A Crise do Século XIV em Portugal

Os alunos investigam as causas e consequências da crise do século XIV em Portugal, incluindo a Peste Negra e a crise dinástica.

Sobre este tópico

A crise do século XIV em Portugal marca um período de profundas transformações, com os alunos a investigarem as causas e consequências da Peste Negra e da crise dinástica de 1383-1385. A Peste Negra dizimou cerca de um terço da população, provocando escassez de mão-de-obra, declínio económico e mudanças sociais, como o enfraquecimento do feudalismo. A crise dinástica, desencadeada pela morte sem herdeiros directos de Fernando I, opôs o rei de Castela a D. João I, culminando na revolução de 1383-1385 e na afirmação da independência portuguesa com a Batalha de Aljubarrota.

No contexto da unidade 'A Identidade Europeia e o Espaço Português (Idade Média)', este tema liga-se à formação do Estado português e à identidade europeia medieval. Os alunos analisam o impacto demográfico e económico da peste, explicam as causas políticas da crise dinástica e avaliam as transformações sociais e políticas, desenvolvendo competências de análise crítica e avaliação histórica.

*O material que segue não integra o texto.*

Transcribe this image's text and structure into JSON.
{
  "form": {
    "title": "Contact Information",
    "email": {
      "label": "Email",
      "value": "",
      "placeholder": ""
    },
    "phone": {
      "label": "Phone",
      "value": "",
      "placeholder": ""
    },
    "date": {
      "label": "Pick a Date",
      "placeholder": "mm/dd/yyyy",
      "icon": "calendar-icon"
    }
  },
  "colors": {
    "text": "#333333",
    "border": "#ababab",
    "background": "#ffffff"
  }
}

O ensino activo beneficia particularmente este tema porque permite aos alunos simular cenários históricos através de debates e representações, tornando abstractos como mortalidade e instabilidade política concretos e relacionáveis com as suas experiências. Actividades colaborativas fomentam a discussão de perspectivas múltiplas e a construção de narrativas colectivas, reforçando a retenção e a compreensão profunda.

Questões-Chave

  1. Analise o impacto da Peste Negra na demografia e na economia portuguesa do século XIV.
  2. Explique as causas e as consequências da crise dinástica de 1383-1385.
  3. Avalie a forma como a crise do século XIV transformou a sociedade e a política portuguesa.

Objetivos de Aprendizagem

  • Analisar o impacto da Peste Negra na estrutura demográfica e nos padrões económicos de Portugal no século XIV.
  • Explicar as causas da crise dinástica de 1383-1385, identificando os principais atores e as suas motivações.
  • Avaliar as consequências da crise do século XIV na consolidação do poder real e na redefinição das relações sociais em Portugal.
  • Comparar a situação de Portugal durante a crise do século XIV com a de outros reinos europeus contemporâneos.

Antes de Começar

A Formação de Portugal: Do Condado Portucalense ao Reino

Porquê: Os alunos precisam de compreender a estrutura inicial do reino e a sua afirmação como entidade política para analisar as ameaças que levaram à crise do século XIV.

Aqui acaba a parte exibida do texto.